Much of the book is spent reflecting on Pope’s frustrating experience as a Wall Street Journal correspondent in Iraq as the war drums started rolling after September 11, and during the subsequent occupation. A principled and thoughtful journalist, he’s excellent at describing his exasperation at his own apparent futility to “bridge fully the gap between Middle Eastern reality and American perceptions” during those dark days – a particularly tough task considering the state of the Journal’s tub-thumping opinion pages at the time. He doesn’t say it explicitly, but the disillusioning professional experience of the second Iraq War probably did as much as his family commitments to finally convince him to throw in the towel after 30 years on the beat. “As someone who tried to write articles that challenged the logic of that invasion, I felt by turns futility, emasculation, depression, and even physically sick,” he writes at one point.

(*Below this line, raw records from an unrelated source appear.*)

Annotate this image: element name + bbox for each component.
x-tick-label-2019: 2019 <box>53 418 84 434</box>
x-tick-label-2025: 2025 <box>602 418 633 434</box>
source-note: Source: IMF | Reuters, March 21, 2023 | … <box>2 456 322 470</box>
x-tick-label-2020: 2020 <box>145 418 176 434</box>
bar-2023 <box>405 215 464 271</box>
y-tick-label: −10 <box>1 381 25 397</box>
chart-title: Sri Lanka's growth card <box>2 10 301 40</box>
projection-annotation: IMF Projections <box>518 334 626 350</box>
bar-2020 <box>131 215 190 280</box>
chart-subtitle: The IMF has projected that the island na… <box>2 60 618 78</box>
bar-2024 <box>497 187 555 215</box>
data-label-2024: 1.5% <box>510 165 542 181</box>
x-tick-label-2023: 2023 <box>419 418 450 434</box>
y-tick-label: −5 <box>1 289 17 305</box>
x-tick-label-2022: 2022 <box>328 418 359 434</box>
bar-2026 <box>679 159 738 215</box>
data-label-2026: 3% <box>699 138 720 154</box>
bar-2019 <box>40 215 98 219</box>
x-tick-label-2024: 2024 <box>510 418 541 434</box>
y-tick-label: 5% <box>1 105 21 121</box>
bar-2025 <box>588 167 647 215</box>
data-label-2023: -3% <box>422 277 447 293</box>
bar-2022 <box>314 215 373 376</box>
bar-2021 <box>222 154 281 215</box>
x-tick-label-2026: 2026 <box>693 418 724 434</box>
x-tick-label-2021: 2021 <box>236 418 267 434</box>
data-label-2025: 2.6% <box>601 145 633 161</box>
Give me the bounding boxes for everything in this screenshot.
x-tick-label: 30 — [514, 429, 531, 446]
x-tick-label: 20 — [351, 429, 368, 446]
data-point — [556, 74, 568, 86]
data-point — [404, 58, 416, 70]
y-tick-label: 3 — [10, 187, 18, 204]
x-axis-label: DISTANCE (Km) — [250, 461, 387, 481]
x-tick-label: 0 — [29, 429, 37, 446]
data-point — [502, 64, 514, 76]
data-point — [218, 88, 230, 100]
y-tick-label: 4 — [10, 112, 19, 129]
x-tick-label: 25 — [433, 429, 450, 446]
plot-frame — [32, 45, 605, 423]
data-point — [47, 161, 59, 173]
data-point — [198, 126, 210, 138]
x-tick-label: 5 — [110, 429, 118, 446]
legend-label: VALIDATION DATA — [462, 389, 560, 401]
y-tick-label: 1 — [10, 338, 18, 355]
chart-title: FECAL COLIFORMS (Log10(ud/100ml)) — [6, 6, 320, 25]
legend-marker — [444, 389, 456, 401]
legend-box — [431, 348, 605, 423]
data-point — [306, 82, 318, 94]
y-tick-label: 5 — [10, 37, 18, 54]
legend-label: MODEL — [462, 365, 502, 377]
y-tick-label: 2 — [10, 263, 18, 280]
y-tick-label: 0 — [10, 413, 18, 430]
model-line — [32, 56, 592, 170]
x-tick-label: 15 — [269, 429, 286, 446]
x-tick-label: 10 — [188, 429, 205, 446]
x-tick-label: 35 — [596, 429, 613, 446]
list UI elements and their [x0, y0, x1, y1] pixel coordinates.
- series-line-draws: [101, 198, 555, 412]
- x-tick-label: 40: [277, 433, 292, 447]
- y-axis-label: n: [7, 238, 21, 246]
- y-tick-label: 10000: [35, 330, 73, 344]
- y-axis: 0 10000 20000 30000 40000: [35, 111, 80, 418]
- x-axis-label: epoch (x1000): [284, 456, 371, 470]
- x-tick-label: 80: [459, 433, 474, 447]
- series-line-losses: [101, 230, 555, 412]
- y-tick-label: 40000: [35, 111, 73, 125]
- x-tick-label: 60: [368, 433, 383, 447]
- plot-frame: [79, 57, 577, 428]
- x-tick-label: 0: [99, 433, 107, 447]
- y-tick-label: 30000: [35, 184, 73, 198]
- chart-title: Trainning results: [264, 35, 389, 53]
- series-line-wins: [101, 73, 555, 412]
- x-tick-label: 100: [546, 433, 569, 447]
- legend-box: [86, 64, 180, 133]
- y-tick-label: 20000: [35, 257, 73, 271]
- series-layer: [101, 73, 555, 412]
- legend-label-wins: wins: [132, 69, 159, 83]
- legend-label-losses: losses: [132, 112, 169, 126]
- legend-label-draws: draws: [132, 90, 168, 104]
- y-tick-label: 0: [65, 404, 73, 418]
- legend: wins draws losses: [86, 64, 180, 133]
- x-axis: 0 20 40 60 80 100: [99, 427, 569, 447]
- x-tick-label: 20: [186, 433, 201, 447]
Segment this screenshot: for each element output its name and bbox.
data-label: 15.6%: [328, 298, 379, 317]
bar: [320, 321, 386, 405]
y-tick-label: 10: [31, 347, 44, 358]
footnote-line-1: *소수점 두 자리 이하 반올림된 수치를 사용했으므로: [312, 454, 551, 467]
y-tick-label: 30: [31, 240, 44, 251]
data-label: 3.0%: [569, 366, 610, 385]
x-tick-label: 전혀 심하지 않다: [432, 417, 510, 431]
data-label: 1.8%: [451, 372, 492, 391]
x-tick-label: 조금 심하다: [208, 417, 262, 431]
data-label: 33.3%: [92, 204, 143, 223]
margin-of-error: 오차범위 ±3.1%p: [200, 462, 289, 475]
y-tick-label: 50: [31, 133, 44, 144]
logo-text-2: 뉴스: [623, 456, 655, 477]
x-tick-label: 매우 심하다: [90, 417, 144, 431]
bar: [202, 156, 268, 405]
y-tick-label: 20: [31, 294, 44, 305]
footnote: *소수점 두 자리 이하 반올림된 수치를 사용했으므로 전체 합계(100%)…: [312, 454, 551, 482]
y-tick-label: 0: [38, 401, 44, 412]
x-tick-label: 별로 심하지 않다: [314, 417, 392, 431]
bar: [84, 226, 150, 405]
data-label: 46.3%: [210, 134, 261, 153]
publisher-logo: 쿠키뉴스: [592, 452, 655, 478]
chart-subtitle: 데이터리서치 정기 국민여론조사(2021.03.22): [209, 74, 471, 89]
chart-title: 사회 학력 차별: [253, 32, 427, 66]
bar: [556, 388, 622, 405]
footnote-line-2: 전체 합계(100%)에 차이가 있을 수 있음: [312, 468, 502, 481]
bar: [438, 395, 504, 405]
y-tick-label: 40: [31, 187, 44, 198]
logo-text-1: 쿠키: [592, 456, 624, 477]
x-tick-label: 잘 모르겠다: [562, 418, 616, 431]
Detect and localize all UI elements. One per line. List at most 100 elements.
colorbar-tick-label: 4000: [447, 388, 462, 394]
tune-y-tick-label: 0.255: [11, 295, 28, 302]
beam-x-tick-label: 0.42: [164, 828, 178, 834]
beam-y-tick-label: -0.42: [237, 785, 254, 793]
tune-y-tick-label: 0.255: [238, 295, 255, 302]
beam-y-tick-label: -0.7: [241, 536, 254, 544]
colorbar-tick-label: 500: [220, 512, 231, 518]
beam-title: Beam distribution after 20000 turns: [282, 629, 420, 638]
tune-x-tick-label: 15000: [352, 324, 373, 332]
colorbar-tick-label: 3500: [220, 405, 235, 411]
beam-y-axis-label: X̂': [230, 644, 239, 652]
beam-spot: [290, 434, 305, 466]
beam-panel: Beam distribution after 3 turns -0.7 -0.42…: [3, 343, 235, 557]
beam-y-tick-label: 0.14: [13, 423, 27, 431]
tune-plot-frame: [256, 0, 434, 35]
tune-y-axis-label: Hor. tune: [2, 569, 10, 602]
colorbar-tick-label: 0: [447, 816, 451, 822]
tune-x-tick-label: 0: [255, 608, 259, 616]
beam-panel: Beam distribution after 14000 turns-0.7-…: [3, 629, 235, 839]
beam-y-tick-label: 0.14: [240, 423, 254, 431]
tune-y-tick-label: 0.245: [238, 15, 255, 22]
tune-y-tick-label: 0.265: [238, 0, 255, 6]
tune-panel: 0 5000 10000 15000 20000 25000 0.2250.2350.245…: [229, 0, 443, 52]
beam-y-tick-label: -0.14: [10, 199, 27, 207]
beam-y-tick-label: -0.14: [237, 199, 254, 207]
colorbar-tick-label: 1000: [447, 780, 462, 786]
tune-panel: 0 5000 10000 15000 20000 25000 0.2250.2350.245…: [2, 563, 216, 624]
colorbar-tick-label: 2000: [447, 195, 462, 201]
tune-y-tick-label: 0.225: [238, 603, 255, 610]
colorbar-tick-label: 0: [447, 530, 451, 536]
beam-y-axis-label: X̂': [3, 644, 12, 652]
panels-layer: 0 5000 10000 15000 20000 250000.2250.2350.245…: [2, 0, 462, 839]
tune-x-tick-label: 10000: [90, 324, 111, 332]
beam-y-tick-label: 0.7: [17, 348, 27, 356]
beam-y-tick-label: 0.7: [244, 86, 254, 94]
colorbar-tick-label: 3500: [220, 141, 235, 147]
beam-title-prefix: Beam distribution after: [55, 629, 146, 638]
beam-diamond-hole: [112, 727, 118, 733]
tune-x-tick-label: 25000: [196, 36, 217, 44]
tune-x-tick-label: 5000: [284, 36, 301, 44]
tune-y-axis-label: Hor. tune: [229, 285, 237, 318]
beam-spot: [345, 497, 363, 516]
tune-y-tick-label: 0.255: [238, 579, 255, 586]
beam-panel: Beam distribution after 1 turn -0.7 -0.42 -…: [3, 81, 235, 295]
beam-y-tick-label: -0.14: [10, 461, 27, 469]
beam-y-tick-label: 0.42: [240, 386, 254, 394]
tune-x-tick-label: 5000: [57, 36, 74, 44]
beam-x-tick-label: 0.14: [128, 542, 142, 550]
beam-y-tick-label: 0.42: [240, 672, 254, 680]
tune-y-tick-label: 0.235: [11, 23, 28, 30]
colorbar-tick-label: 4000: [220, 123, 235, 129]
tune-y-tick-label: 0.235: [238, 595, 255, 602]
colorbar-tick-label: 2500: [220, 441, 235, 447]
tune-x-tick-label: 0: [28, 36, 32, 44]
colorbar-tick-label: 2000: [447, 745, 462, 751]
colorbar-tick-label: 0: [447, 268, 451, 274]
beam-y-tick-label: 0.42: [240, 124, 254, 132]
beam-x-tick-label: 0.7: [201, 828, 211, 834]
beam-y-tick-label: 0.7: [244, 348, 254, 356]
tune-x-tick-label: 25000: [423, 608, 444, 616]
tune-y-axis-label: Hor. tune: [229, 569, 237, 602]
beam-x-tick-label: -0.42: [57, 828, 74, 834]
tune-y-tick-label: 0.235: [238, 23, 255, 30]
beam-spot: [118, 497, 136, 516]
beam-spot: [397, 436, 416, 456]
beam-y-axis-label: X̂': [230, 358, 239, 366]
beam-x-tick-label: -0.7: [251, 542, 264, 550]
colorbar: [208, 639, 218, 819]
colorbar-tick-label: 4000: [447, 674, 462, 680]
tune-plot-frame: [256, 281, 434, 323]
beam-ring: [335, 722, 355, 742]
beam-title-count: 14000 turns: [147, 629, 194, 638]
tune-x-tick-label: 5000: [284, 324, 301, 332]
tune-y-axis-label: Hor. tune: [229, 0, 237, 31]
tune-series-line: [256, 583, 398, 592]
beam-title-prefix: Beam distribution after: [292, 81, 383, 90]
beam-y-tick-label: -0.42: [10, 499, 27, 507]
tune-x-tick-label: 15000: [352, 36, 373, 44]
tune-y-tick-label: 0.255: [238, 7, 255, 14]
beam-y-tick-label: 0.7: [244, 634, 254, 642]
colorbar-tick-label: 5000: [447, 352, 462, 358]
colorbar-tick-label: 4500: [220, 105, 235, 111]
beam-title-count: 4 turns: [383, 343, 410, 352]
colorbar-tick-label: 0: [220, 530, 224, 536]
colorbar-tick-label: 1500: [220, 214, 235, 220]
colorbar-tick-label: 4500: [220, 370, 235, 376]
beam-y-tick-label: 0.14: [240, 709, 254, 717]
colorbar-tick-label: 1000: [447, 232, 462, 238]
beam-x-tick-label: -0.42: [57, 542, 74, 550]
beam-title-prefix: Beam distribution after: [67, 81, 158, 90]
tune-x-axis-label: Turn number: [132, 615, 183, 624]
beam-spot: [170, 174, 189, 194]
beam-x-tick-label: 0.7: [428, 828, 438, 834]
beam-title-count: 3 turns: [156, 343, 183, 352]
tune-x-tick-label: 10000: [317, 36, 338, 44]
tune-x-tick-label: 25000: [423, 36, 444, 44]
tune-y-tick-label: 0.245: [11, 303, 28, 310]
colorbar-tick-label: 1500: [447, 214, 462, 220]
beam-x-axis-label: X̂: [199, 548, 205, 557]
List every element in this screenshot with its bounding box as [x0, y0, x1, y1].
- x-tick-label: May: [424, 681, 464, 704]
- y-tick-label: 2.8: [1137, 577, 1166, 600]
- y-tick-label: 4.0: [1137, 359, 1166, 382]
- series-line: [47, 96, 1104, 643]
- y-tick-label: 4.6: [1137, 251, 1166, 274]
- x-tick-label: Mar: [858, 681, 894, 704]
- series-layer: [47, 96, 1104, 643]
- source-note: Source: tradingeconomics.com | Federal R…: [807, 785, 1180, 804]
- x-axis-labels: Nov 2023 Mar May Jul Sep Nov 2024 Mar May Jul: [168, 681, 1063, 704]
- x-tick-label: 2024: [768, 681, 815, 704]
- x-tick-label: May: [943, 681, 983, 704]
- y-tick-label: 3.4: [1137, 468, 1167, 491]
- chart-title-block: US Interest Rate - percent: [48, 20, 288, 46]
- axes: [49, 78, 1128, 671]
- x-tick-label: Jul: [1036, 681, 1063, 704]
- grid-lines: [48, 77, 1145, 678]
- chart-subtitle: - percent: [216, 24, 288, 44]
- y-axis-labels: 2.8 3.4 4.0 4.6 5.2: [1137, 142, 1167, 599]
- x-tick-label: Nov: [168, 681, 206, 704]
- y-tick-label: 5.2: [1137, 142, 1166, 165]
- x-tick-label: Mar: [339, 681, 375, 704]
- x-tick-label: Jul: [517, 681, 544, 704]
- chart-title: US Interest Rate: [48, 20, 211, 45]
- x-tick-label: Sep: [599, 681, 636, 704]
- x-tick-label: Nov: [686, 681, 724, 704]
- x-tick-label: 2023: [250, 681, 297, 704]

The title “Dining with al-Qaeda” is grabby – (though somewhat less so than fellowreporter Edward Behr’s “Anyone Here Been Raped and Speaks English?”) – and refers to Pope’s nail-biting encounter with an al-Qaeda operative in Saudi Arabia shortly after 9/11. On the whole, however, he has too much experience to suggest that the region can be reduced to such sensational episodes. While it’s highly entertaining, “Dining with al-Qaeda” is also an astute warning from an authoritative voice about the clichés and blind spots that distort coverage of the Middle East.